Masker encrypts each plaintext span using AES-256-GCM-SIV and encodes the ciphertext into the token. No vault state is required — the key alone is sufficient to rehydrate.Best for: multi-replica Kubernetes deployments, Fly.io multi-region, or anywhere you want to avoid coordinating shared state.Drawback: tokens are longer and not stable across key rotations (the old key is required to rehydrate old tokens).
Masker replaces each detected span with a realistic-looking but entirely synthetic value. Names become different names, phone numbers become different phone numbers.Best for: generating safe test fixtures or demo recordings where human-readable output matters more than reversibility.Drawback: tokens are not rehydratable — what the caller hears will differ from what the LLM was told.
Tuning detection sensitivity
Every entity’s confidence_threshold controls how aggressively the NER pass fires. Lower values catch more but may introduce false positives; higher values are more precise but may miss edge cases.
Start with the defaults, run masker detect against real transcripts (with PHI scrubbed from the samples), and raise or lower thresholds based on what you observe.
To disable NER for a specific entity and rely only on regex, set ner: false.

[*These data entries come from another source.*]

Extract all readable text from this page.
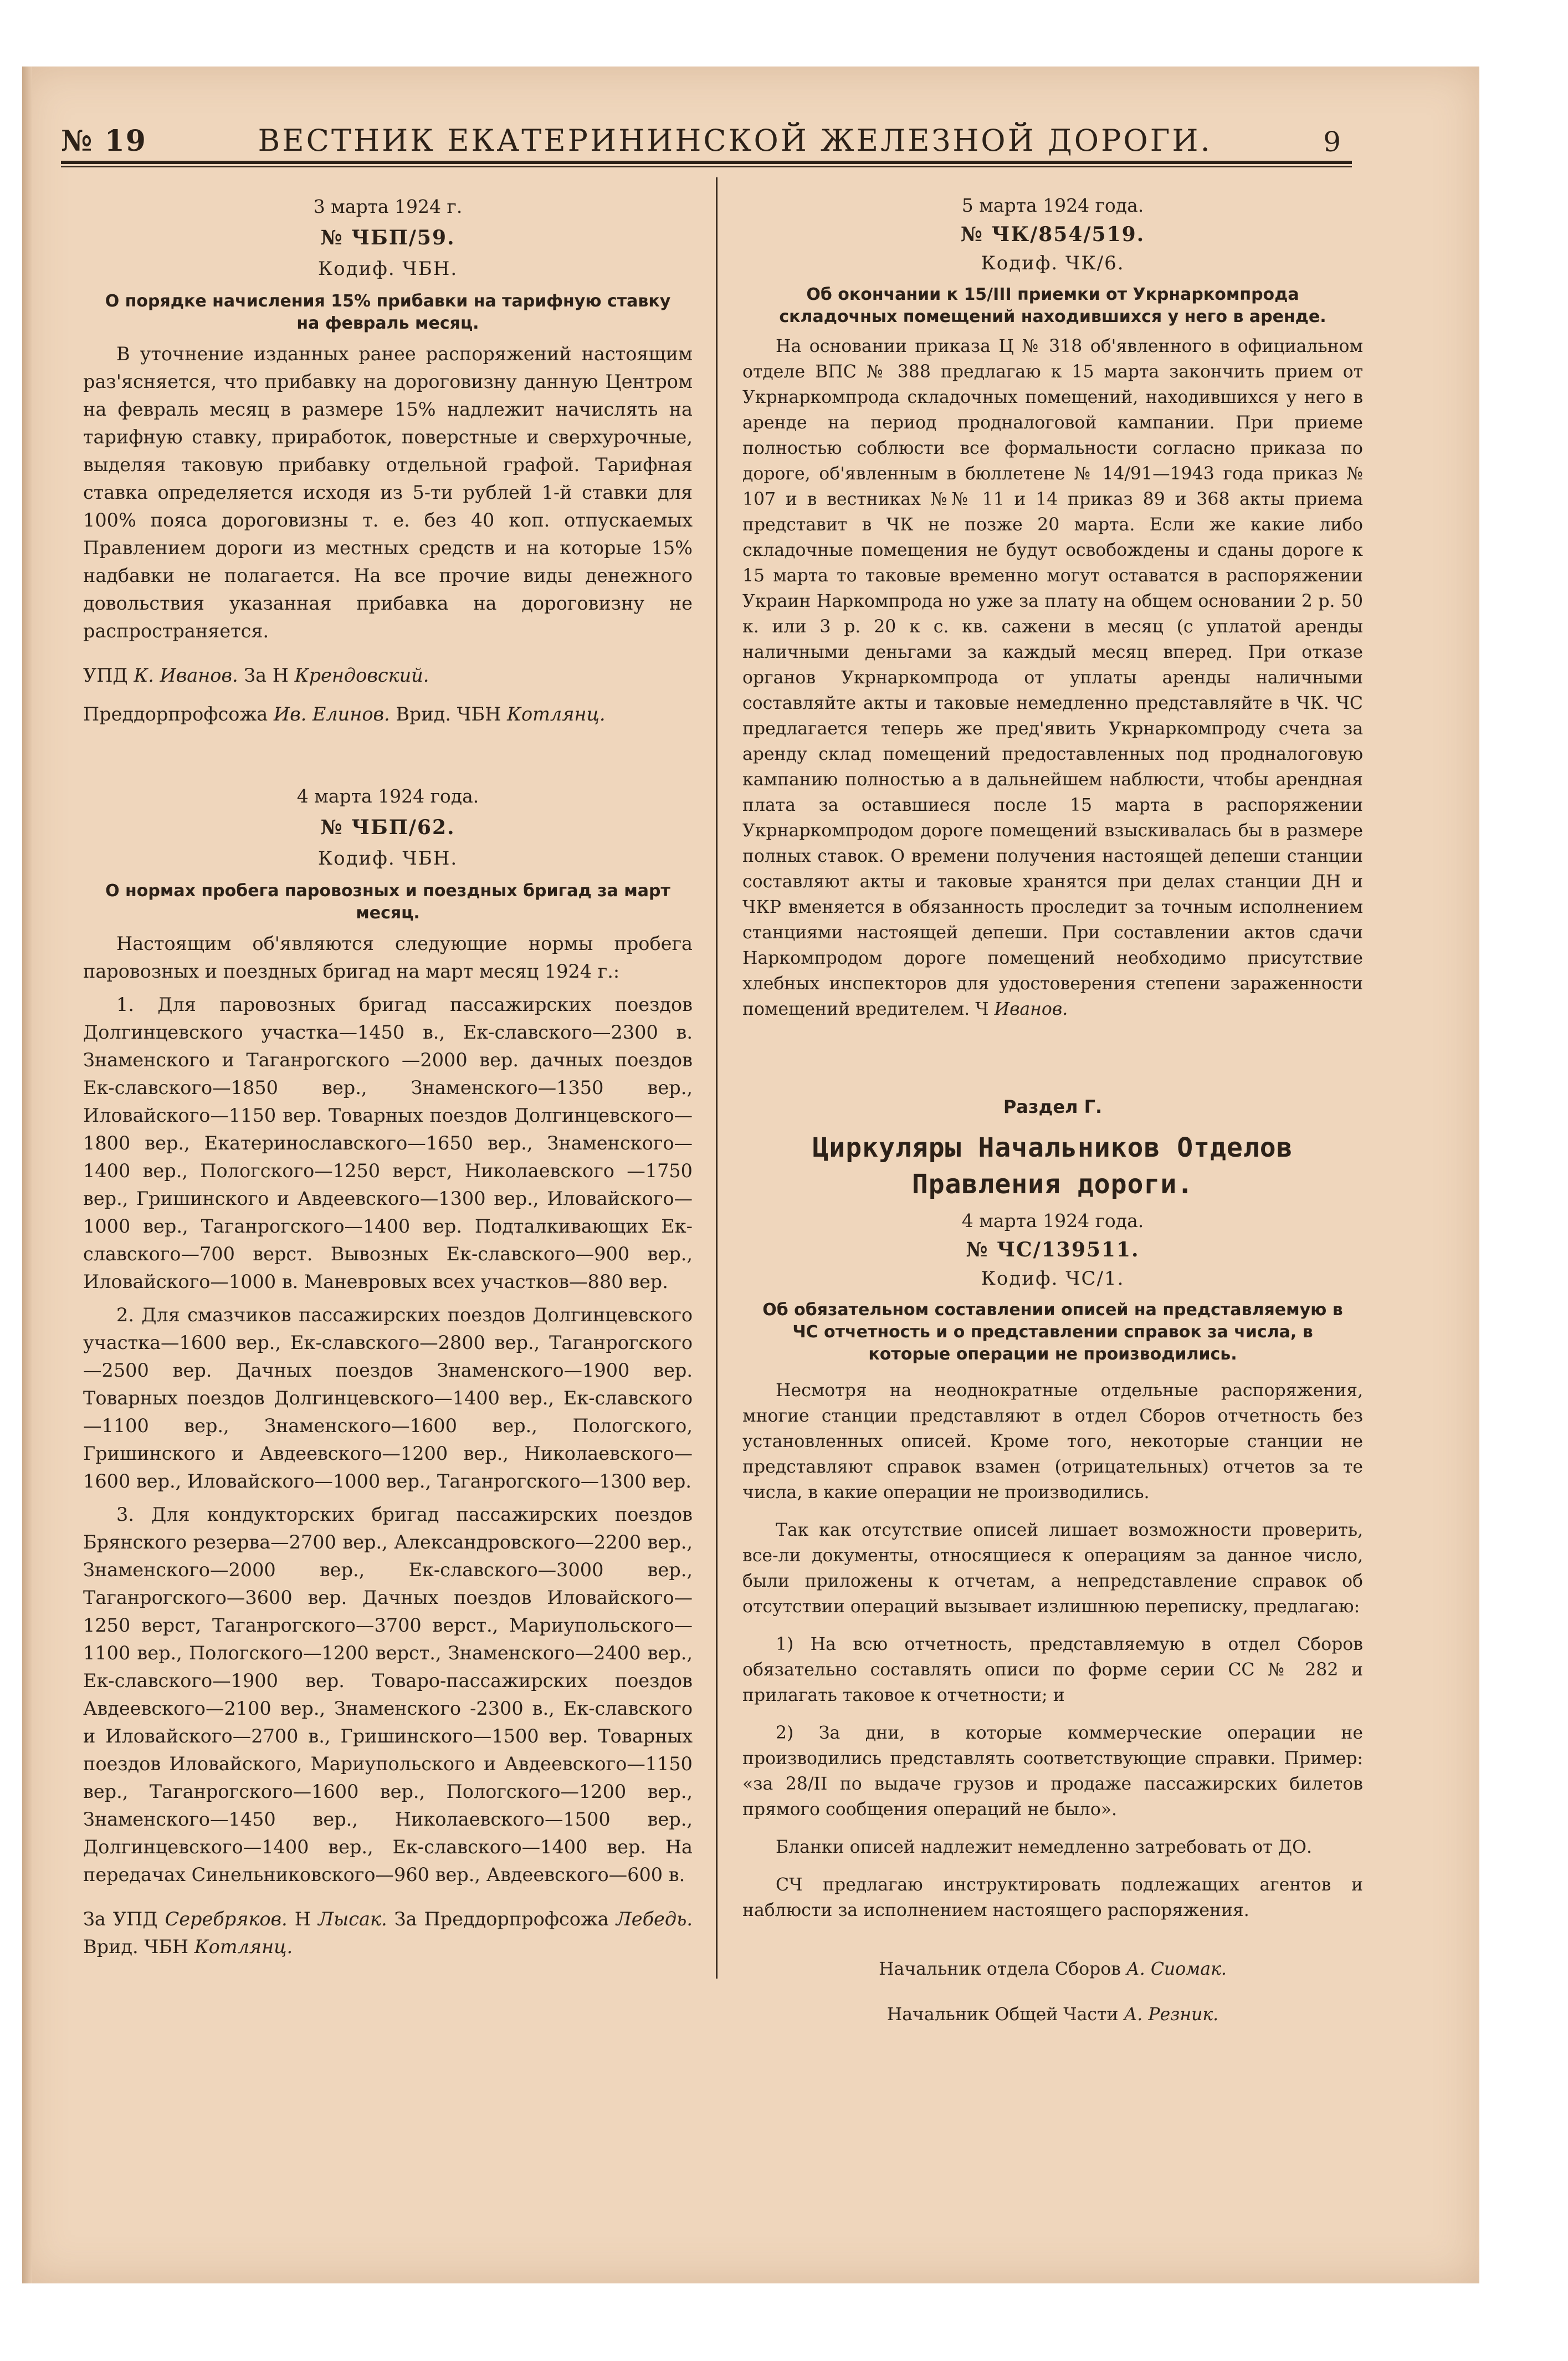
№ 19	ВЕСТНИК ЕКАТЕРИНИНСКОЙ ЖЕЛЕЗНОЙ ДОРОГИ.	9
3 марта 1924 г.
№ ЧБП/59.
Кодиф. ЧБН.
О порядке начисления 15% прибавки на тарифную ставку на февраль месяц.

В уточнение изданных ранее распоряжений настоящим раз'ясняется, что прибавку на дороговизну данную Центром на февраль месяц в размере 15% надлежит начислять на тарифную ставку, приработок, поверстные и сверхурочные, выделяя таковую прибавку отдельной графой. Тарифная ставка определяется исходя из 5-ти рублей 1-й ставки для 100% пояса дороговизны т. е. без 40 коп. отпускаемых Правлением дороги из местных средств и на которые 15% надбавки не полагается. На все прочие виды денежного довольствия указанная прибавка на дороговизну не распространяется.

УПД К. Иванов. За Н Крендовский.

Преддорпрофсожа Ив. Елинов. Врид. ЧБН Котлянц.

4 марта 1924 года.
№ ЧБП/62.
Кодиф. ЧБН.
О нормах пробега паровозных и поездных бригад за март месяц.

Настоящим об'являются следующие нормы пробега паровозных и поездных бригад на март месяц 1924 г.:

1. Для паровозных бригад пассажирских поездов Долгинцевского участка—1450 в., Ек-славского—2300 в. Знаменского и Таганрогского —2000 вер. дачных поездов Ек-славского—1850 вер., Знаменского—1350 вер., Иловайского—1150 вер. Товарных поездов Долгинцевского—1800 вер., Екатеринославского—1650 вер., Знаменского—1400 вер., Пологского—1250 верст, Николаевского —1750 вер., Гришинского и Авдеевского—1300 вер., Иловайского—1000 вер., Таганрогского—1400 вер. Подталкивающих Ек-славского—700 верст. Вывозных Ек-славского—900 вер., Иловайского—1000 в. Маневровых всех участков—880 вер.

2. Для смазчиков пассажирских поездов Долгинцевского участка—1600 вер., Ек-славского—2800 вер., Таганрогского—2500 вер. Дачных поездов Знаменского—1900 вер. Товарных поездов Долгинцевского—1400 вер., Ек-славского—1100 вер., Знаменского—1600 вер., Пологского, Гришинского и Авдеевского—1200 вер., Николаевского—1600 вер., Иловайского—1000 вер., Таганрогского—1300 вер.

3. Для кондукторских бригад пассажирских поездов Брянского резерва—2700 вер., Александровского—2200 вер., Знаменского—2000 вер., Ек-славского—3000 вер., Таганрогского—3600 вер. Дачных поездов Иловайского—1250 верст, Таганрогского—3700 верст., Мариупольского—1100 вер., Пологского—1200 верст., Знаменского—2400 вер., Ек-славского—1900 вер. Товаро-пассажирских поездов Авдеевского—2100 вер., Знаменского -2300 в., Ек-славского и Иловайского—2700 в., Гришинского—1500 вер. Товарных поездов Иловайского, Мариупольского и Авдеевского—1150 вер., Таганрогского—1600 вер., Пологского—1200 вер., Знаменского—1450 вер., Николаевского—1500 вер., Долгинцевского—1400 вер., Ек-славского—1400 вер. На передачах Синельниковского—960 вер., Авдеевского—600 в.

За УПД Серебряков. Н Лысак. За Преддорпрофсожа Лебедь. Врид. ЧБН Котлянц.

5 марта 1924 года.
№ ЧК/854/519.
Кодиф. ЧК/6.
Об окончании к 15/III приемки от Укрнаркомпрода складочных помещений находившихся у него в аренде.

На основании приказа Ц № 318 об'явленного в официальном отделе ВПС № 388 предлагаю к 15 марта закончить прием от Укрнаркомпрода складочных помещений, находившихся у него в аренде на период продналоговой кампании. При приеме полностью соблюсти все формальности согласно приказа по дороге, об'явленным в бюллетене № 14/91—1943 года приказ № 107 и в вестниках №№ 11 и 14 приказ 89 и 368 акты приема представит в ЧК не позже 20 марта. Если же какие либо складочные помещения не будут освобождены и сданы дороге к 15 марта то таковые временно могут оставатся в распоряжении Украин Наркомпрода но уже за плату на общем основании 2 р. 50 к. или 3 р. 20 к с. кв. сажени в месяц (с уплатой аренды наличными деньгами за каждый месяц вперед. При отказе органов Укрнаркомпрода от уплаты аренды наличными составляйте акты и таковые немедленно представляйте в ЧК. ЧС предлагается теперь же пред'явить Укрнаркомпроду счета за аренду склад помещений предоставленных под продналоговую кампанию полностью а в дальнейшем наблюсти, чтобы арендная плата за оставшиеся после 15 марта в распоряжении Укрнаркомпродом дороге помещений взыскивалась бы в размере полных ставок. О времени получения настоящей депеши станции составляют акты и таковые хранятся при делах станции ДН и ЧКР вменяется в обязанность проследит за точным исполнением станциями настоящей депеши. При составлении актов сдачи Наркомпродом дороге помещений необходимо присутствие хлебных инспекторов для удостоверения степени зараженности помещений вредителем. Ч Иванов.

Раздел Г.
Циркуляры Начальников Отделов Правления дороги.
4 марта 1924 года.
№ ЧС/139511.
Кодиф. ЧС/1.
Об обязательном составлении описей на представляемую в ЧС отчетность и о представлении справок за числа, в которые операции не производились.

Несмотря на неоднократные отдельные распоряжения, многие станции представляют в отдел Сборов отчетность без установленных описей. Кроме того, некоторые станции не представляют справок взамен (отрицательных) отчетов за те числа, в какие операции не производились.

Так как отсутствие описей лишает возможности проверить, все-ли документы, относящиеся к операциям за данное число, были приложены к отчетам, а непредставление справок об отсутствии операций вызывает излишнюю переписку, предлагаю:

1) На всю отчетность, представляемую в отдел Сборов обязательно составлять описи по форме серии СС № 282 и прилагать таковое к отчетности; и

2) За дни, в которые коммерческие операции не производились представлять соответствующие справки. Пример: «за 28/II по выдаче грузов и продаже пассажирских билетов прямого сообщения операций не было».

Бланки описей надлежит немедленно затребовать от ДО.

СЧ предлагаю инструктировать подлежащих агентов и наблюсти за исполнением настоящего распоряжения.

Начальник отдела Сборов А. Сиомак.

Начальник Общей Части А. Резник.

SSN and EMAIL are good candidates — their formats are regular enough that NER adds noise rather than coverage.
To disable an entity type entirely, set enabled: false. This prevents Masker from running any detection pass for that kind.
Applying a policy
Global policy
Set MASKER_POLICY_PATH to point to your policy file before starting Masker. The default is configs/mask_policy.yaml.

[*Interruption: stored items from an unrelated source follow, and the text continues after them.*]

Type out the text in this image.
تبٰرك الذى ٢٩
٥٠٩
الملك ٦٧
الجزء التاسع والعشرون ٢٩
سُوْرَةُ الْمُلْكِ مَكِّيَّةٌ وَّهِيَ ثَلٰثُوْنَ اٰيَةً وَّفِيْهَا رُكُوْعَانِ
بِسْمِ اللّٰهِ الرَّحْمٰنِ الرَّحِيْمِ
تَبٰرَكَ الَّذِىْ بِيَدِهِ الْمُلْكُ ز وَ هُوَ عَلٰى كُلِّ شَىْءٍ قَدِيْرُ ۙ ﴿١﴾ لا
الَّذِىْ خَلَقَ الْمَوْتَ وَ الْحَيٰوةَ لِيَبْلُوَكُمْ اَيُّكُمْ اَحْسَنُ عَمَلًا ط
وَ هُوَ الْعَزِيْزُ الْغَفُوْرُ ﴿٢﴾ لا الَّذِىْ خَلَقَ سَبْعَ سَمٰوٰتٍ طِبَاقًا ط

To reload a running server without restarting it:
curl -X POST https://masker-voice.fly.dev/api/v1/admin/policy/reload \
-H "Cookie: masker_session=$MASKER_SESSION"
The reload is atomic — in-flight requests complete on the old policy; new requests immediately pick up the updated one.
Per-agent policy overrides
Each agent inherits the global policy by default. To assign a custom policy to one agent, pass policy_yaml when creating or updating the agent:
curl -X POST https://masker-voice.fly.dev/api/v1/agents \
-H "Cookie: masker_session=$MASKER_SESSION" \
-H "Content-Type: application/json" \
-d '{
"name": "billing-bot",
"upstream": "openai:gpt-4o-mini",
"policy_yaml": "<contents of custom-policy.yaml>"
}'
The custom YAML is stored alongside the agent record and loaded only for that agent’s requests.
CLI: validate and diff
Use the masker policy subcommands to validate and compare policies before deploying them.
Validate before deploying
masker policy validate configs/mask_policy.yaml
Validation catches the three most common errors:
unknown_kid — the policy references a kid with no matching MASKER_KEY_<kid> environment variable
invalid_pass — the passes list contains a name Masker doesn’t recognize
missing_entity — an entity referenced in passes is not declared under entities
Validation errors prevent boot in production mode. In development mode (MASKER_DEV=1) Masker logs the error and falls through to defaults — never rely on this in production.
Diff two policy versions
masker policy diff configs/mask_policy.yaml configs/mask_policy_v2.yaml
The diff shows which entities were added or removed, which thresholds changed, and which actions changed. Run this before replacing a live policy to understand the impact on detection coverage.